Progress report on the WLCG dashboard and how things have been simplified underneath by removing the extra database interection and only using each underlying dashboard API. So for example while before FTS, FAX, AAA, etc results were stored in a WLCG dashboard DB now the WLCG dashboard uses the results from every single dashboard via the API.

Data preservation [8]

Sorry missed it

WLCG Monitoring Consolidation [9]

Status report. Description of what the consolidation group is trying to simplify: from services maintainance to the code behind the dashboards (WLCG transfers dashboard cited as an example). In particular importance for sites is the reduction of number of dashboards – most of what exist will be moved to an SSB like solution (for example SAM tests and REBUS). Sites contribution was highlighted with special thanks to David. Most of the next steps will concentrate on the new SAM framework.

LHCOPN/ONE Evolution Workshop [10]

Experiments mostly happy with the situation, in general it was recognised that T1 and T2 are becoming more similar and some T2 might need more bandwidth while some other are already fine. There was a clear desire to support LHCOPN upgrades for T1s and some desire to engage with T2 that want to move but not much manpower was committed to this.

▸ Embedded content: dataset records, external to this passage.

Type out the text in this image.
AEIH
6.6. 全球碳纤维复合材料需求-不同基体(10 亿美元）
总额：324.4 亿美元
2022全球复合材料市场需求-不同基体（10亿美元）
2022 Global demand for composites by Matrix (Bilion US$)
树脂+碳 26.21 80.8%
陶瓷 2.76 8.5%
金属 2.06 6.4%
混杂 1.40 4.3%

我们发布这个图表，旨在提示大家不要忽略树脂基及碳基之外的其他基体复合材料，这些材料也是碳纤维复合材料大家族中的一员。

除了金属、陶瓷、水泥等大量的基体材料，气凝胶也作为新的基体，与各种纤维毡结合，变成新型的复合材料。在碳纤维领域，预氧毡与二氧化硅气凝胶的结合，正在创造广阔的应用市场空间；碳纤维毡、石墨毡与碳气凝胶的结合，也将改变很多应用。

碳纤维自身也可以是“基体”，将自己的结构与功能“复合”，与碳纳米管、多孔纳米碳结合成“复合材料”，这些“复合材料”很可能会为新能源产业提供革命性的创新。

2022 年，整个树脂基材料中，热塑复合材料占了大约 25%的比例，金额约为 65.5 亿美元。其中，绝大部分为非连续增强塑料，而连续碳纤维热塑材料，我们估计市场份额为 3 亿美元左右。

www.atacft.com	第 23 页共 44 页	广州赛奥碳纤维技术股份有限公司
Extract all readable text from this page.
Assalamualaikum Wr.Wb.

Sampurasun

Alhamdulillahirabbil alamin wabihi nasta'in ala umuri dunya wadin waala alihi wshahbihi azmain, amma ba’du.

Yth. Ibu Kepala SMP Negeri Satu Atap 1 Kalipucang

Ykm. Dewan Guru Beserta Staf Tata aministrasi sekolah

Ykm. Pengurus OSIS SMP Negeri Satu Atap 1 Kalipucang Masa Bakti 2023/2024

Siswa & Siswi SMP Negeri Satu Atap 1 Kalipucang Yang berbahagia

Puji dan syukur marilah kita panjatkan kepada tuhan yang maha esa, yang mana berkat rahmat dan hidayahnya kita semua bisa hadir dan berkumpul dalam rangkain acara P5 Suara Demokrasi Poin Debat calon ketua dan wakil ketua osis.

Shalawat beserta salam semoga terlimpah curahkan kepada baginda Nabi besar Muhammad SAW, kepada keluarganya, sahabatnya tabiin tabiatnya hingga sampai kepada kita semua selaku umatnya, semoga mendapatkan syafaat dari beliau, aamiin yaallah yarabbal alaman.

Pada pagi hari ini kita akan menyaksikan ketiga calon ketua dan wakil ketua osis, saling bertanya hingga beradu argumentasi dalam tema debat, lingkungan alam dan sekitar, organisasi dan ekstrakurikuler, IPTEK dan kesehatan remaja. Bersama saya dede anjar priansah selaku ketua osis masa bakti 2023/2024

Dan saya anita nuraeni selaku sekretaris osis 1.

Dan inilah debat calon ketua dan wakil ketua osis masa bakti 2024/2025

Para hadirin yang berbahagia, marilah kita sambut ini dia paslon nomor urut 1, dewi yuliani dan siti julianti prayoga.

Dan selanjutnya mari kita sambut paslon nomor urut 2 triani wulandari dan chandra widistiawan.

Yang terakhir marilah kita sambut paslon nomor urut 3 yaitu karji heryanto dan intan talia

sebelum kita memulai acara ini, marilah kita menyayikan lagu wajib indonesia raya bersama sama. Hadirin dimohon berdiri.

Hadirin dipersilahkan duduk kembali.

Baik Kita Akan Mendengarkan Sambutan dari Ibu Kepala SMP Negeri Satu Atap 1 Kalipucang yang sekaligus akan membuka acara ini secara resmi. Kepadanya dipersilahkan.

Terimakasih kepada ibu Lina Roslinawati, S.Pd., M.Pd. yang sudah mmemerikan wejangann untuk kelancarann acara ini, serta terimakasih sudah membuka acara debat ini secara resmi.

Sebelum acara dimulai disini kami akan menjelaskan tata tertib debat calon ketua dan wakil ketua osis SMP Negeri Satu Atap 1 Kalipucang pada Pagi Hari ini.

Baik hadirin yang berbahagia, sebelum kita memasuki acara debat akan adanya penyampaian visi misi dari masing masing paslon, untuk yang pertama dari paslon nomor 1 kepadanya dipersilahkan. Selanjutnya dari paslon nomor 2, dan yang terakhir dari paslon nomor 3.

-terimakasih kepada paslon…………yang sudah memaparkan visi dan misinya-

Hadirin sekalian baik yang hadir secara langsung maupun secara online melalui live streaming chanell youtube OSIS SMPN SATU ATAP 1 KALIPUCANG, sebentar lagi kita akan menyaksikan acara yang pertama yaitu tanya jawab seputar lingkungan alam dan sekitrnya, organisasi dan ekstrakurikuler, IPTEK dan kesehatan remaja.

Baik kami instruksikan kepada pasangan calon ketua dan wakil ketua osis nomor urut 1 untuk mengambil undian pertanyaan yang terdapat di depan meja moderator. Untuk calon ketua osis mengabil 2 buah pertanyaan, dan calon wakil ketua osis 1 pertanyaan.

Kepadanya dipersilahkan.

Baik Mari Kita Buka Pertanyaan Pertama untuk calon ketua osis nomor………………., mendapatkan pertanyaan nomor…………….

There was a comment on how the network people and WLCG are still distant and things are communicated with a certain delay. Things should improve in the future.

Perfsonar update [11]

progress report on the past few months. Encouraging sites to move to 3.3.2 and enable mesh tests. Several sites are still broken. Several slides dedicated to the new dashboard. Also mentioned Ipv6 and work done by Duncan to integrate it in perfsonar.